During the interview, Trump held up a piece of paper on which he had written “Jennatal” and rambled, “I looked at her name—and somebody brought this up to me—Jennatal. Those are the first letters of her name. And it’s ‘genital.’ And I’m saying to myself, ‘Hmm... that’s strange. Could there be an ulterior motive?”
Trump supported Talackova’s readmission into the pageant but his strange “Jennatal” theory did not go unnoticed by the transgender community.
At this point, there’s little use trying to pin down Donald Trump’s inscrutable and ever-shifting policy positions on LGBT issues. Back in April, for example, he adopted a surprisingly progressive stance on transgender bathroom use before walking back to a milquetoast state’s rights position. Somewhere around that time, Caitlyn Jenner paid a visit to the Trump Tower women’s room after he gave her express permission to do so.

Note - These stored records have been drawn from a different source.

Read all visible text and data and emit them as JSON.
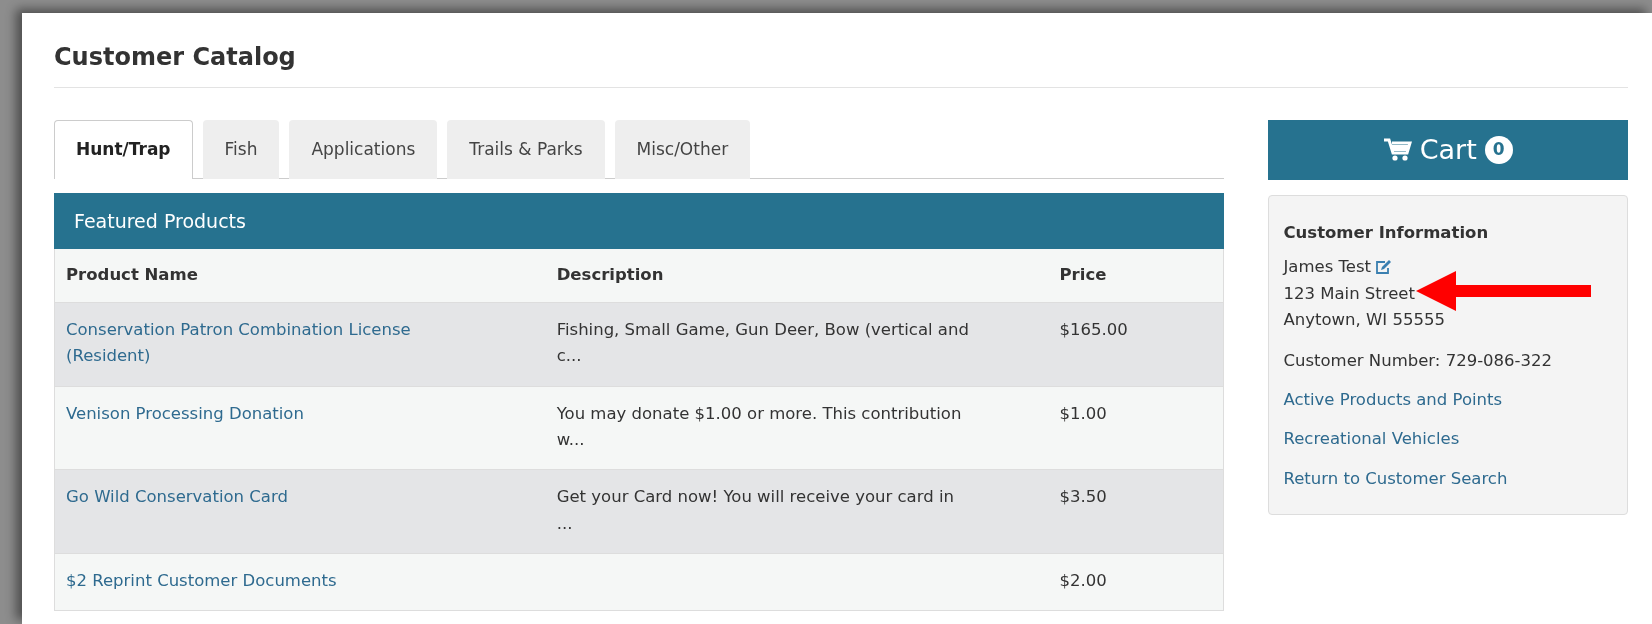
{
  "page_title": "Customer Catalog",
  "tabs": [
    {
      "label": "Hunt/Trap",
      "selected": true
    },
    {
      "label": "Fish",
      "selected": false
    },
    {
      "label": "Applications",
      "selected": false
    },
    {
      "label": "Trails & Parks",
      "selected": false
    },
    {
      "label": "Misc/Other",
      "selected": false
    }
  ],
  "featured": {
    "title": "Featured Products",
    "columns": [
      "Product Name",
      "Description",
      "Price"
    ],
    "rows": [
      {
        "name": "Conservation Patron Combination License (Resident)",
        "description": "Fishing, Small Game, Gun Deer, Bow (vertical and c...",
        "price": "$165.00"
      },
      {
        "name": "Venison Processing Donation",
        "description": "You may donate $1.00 or more. This contribution w...",
        "price": "$1.00"
      },
      {
        "name": "Go Wild Conservation Card",
        "description": "Get your Card now! You will receive your card in ...",
        "price": "$3.50"
      },
      {
        "name": "$2 Reprint Customer Documents",
        "description": "",
        "price": "$2.00"
      }
    ]
  },
  "cart": {
    "label": "Cart",
    "count": "0"
  },
  "customer": {
    "heading": "Customer Information",
    "name": "James Test",
    "address_lines": [
      "123 Main Street",
      "Anytown, WI 55555"
    ],
    "customer_number": "Customer Number: 729-086-322",
    "links": [
      "Active Products and Points",
      "Recreational Vehicles",
      "Return to Customer Search"
    ]
  }
}
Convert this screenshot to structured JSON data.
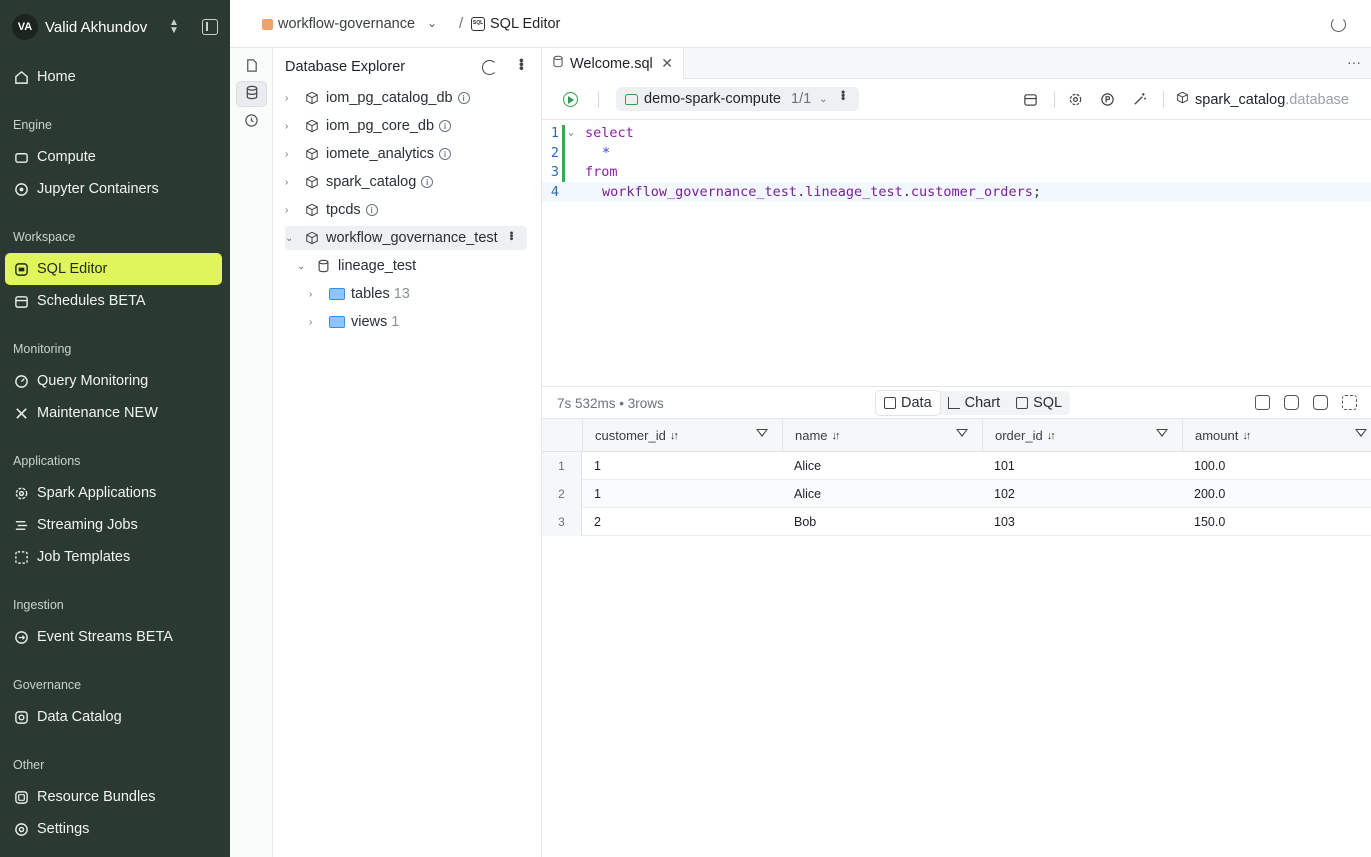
{
  "user": {
    "initials": "VA",
    "name": "Valid Akhundov"
  },
  "nav": {
    "home": "Home",
    "sections": {
      "engine": "Engine",
      "workspace": "Workspace",
      "monitoring": "Monitoring",
      "applications": "Applications",
      "ingestion": "Ingestion",
      "governance": "Governance",
      "other": "Other"
    },
    "compute": "Compute",
    "jupyter": "Jupyter Containers",
    "sql_editor": "SQL Editor",
    "schedules": "Schedules BETA",
    "query_monitoring": "Query Monitoring",
    "maintenance": "Maintenance NEW",
    "spark_apps": "Spark Applications",
    "streaming_jobs": "Streaming Jobs",
    "job_templates": "Job Templates",
    "event_streams": "Event Streams BETA",
    "data_catalog": "Data Catalog",
    "resource_bundles": "Resource Bundles",
    "settings": "Settings"
  },
  "topbar": {
    "project": "workflow-governance",
    "slash": "/",
    "page": "SQL Editor",
    "sql_icon_text": "SQL"
  },
  "explorer": {
    "title": "Database Explorer",
    "items": [
      "iom_pg_catalog_db",
      "iom_pg_core_db",
      "iomete_analytics",
      "spark_catalog",
      "tpcds",
      "workflow_governance_test"
    ],
    "schema": "lineage_test",
    "folders": [
      {
        "label": "tables",
        "count": "13"
      },
      {
        "label": "views",
        "count": "1"
      }
    ]
  },
  "editor": {
    "tab": "Welcome.sql",
    "compute": "demo-spark-compute",
    "compute_fraction": "1/1",
    "catalog": "spark_catalog",
    "database_placeholder": ".database",
    "lines": {
      "n1": "1",
      "n2": "2",
      "n3": "3",
      "n4": "4",
      "l1": "select",
      "l2": "*",
      "l3": "from",
      "l4_a": "workflow_governance_test",
      "l4_b": ".",
      "l4_c": "lineage_test",
      "l4_d": ".",
      "l4_e": "customer_orders",
      "l4_f": ";"
    }
  },
  "results": {
    "stats": "7s 532ms  •  3rows",
    "tabs": {
      "data": "Data",
      "chart": "Chart",
      "sql": "SQL"
    },
    "columns": [
      "customer_id",
      "name",
      "order_id",
      "amount"
    ],
    "rows": [
      [
        "1",
        "1",
        "Alice",
        "101",
        "100.0"
      ],
      [
        "2",
        "1",
        "Alice",
        "102",
        "200.0"
      ],
      [
        "3",
        "2",
        "Bob",
        "103",
        "150.0"
      ]
    ]
  }
}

The Trump campaign has been somewhat murky on same-sex marriage, too. In January, he told Fox News that he would “strongly consider” appointing Supreme Court judges to overturn Obergefell v. Hodges. But as Politico reported Wednesday, some gay Republican advocates now see a Trump White House as an opportunity to soften their party’s stance on same-sex marriage.
While it may not be certain what a President Trump would do on LGBT issues, the things that he has said about LGBT people are crystal clear. It seems unlikely that a demographic that already hates him—and that he has spent years offending—would turn to him now for protection.